# Sous Vide Brisket.



## rbnice1 (Feb 24, 2019)

So last couple briskets I have done have been good but nothing fantastic.(At least to me, everyone else said they were great.)  Seems like the flat dries out more then I would like.

I decided to try a hybrid cook on it.  Im my opinion it was amazing!
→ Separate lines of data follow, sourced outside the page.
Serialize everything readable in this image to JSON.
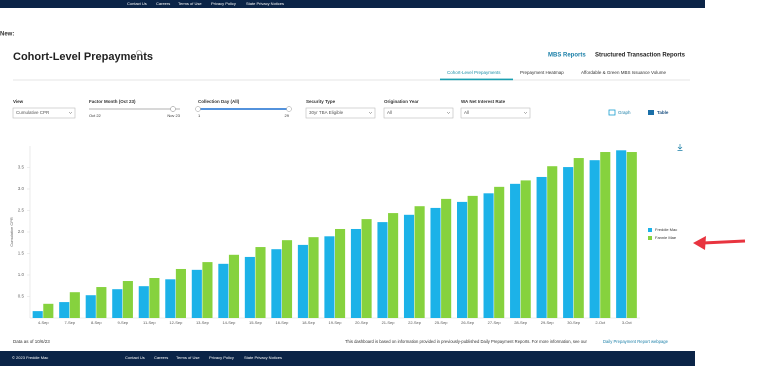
{
  "nav": {
    "copyright": "© 2023 Freddie Mac",
    "links": [
      "Contact Us",
      "Careers",
      "Terms of Use",
      "Privacy Policy",
      "State Privacy Notices"
    ]
  },
  "notice": "New:",
  "header": {
    "title": "Cohort-Level Prepayments",
    "links": [
      "MBS Reports",
      "Structured Transaction Reports"
    ]
  },
  "tabs": [
    "Cohort-Level Prepayments",
    "Prepayment Heatmap",
    "Affordable & Green MBS Issuance Volume"
  ],
  "filters": {
    "view": {
      "label": "View",
      "value": "Cumulative CPR"
    },
    "factor_month": {
      "label": "Factor Month (Oct 23)",
      "min": "Oct 22",
      "max": "Nov 23"
    },
    "collection_day": {
      "label": "Collection Day (All)",
      "min": "1",
      "max": "29"
    },
    "security_type": {
      "label": "Security Type",
      "value": "30yr TBA Eligible"
    },
    "origination_year": {
      "label": "Origination Year",
      "value": "All"
    },
    "wa_net_interest_rate": {
      "label": "WA Net Interest Rate",
      "value": "All"
    }
  },
  "toggles": [
    "Graph",
    "Table"
  ],
  "footer": {
    "as_of": "Data as of 10/6/23",
    "note": "This dashboard is based on information provided in previously-published Daily Prepayment Reports. For more information, see our",
    "link": "Daily Prepayment Report webpage"
  },
  "chart_data": {
    "type": "bar",
    "y_label": "Cumulative CPR",
    "categories": [
      "4-Sep",
      "7-Sep",
      "8-Sep",
      "9-Sep",
      "11-Sep",
      "12-Sep",
      "13-Sep",
      "14-Sep",
      "15-Sep",
      "16-Sep",
      "18-Sep",
      "19-Sep",
      "20-Sep",
      "21-Sep",
      "22-Sep",
      "25-Sep",
      "26-Sep",
      "27-Sep",
      "28-Sep",
      "29-Sep",
      "30-Sep",
      "2-Oct",
      "3-Oct"
    ],
    "series": [
      {
        "name": "Freddie Mac",
        "color": "#1cb2e8",
        "values": [
          0.16,
          0.37,
          0.53,
          0.67,
          0.74,
          0.9,
          1.12,
          1.26,
          1.42,
          1.6,
          1.7,
          1.9,
          2.07,
          2.23,
          2.4,
          2.56,
          2.7,
          2.9,
          3.12,
          3.28,
          3.51,
          3.67,
          3.9
        ]
      },
      {
        "name": "Fannie Mae",
        "color": "#86d23e",
        "values": [
          0.33,
          0.6,
          0.72,
          0.86,
          0.93,
          1.14,
          1.3,
          1.47,
          1.65,
          1.81,
          1.88,
          2.07,
          2.3,
          2.44,
          2.6,
          2.77,
          2.84,
          3.05,
          3.2,
          3.53,
          3.72,
          3.86,
          3.86
        ]
      }
    ],
    "ylim": [
      0,
      4
    ],
    "yticks": [
      0.5,
      {
        "value": 1,
        "label": "1.0"
      },
      1.5,
      {
        "value": 2,
        "label": "2.0"
      },
      2.5,
      {
        "value": 3,
        "label": "3.0"
      },
      3.5
    ],
    "grid": false,
    "legend": "right"
  }
}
I have no pics cause I suck.....

Full brisket, smoked for 6 hours at 225.  Then sous vide at 165 for 25 hours.  The point was almost to tender to cut, while the flat was still super juicy and not dried out.  Great smoke flavor.


----------



## old sarge (Feb 24, 2019)

Whatever works is a total success in my opinion.


----------



## gnatboy911 (Feb 25, 2019)

awesome, I've seen several different recipes for brisket Smoked/SV and I'd like to try it.


----------



## Bearcarver (Feb 25, 2019)

Sounds like you did good!!
"Like" for trying another way!

Bear


----------



## weedeater (Feb 25, 2019)

I’m sure it was good.  I think the combination of some smoke followed by Sous Vide would be tailor made for a no fuss tender brisket.  Got to try it sometime soon.


----------



## kagy (Mar 24, 2019)

I just did my first sous vide/smoked brisket ever.  I reversed the method, sous vide first at 145º for 45 hours.  When I removed it from the bath, I patted it dry, rubbed it down with dry rub, and cooled it to an internal temp of 130º.  Place it in the smoker set to 225º and cooked until it reached an internal temp of 197º.  Since I wasn't ready to eat at 3:30PM, I wrapped it in foil, then again in a towel and place it into a cooler.  It was still hot enough to serve at 5:30PM.  I'm not sure I'll change a thing.  It was my best brisket ever.  8 out of 10.


----------



## NellieKing (Apr 24, 2019)

kagy said:


> I just did my first sous vide/smoked brisket ever.  I reversed the method, sous vide first at 145º for 45 hours.  When I removed it from the bath, I patted it dry, rubbed it down with dry rub, and cooled it to an internal temp of 130º.  Place it in the smoker set to 225º and cooked until it reached an internal temp of 197º.  Since I wasn't ready to eat at 3:30PM, I wrapped it in foil, then again in a towel and place it into a cooler.  It was still hot enough to serve at 5:30PM.  I'm not sure I'll change a thing.  It was my best brisket ever.  8 out of 10.



How was the smoke flavor doing it this way?

I was thinking about smoking first for 2 or 3 hours, sous vide for 24 and then put it back in the smoker.


----------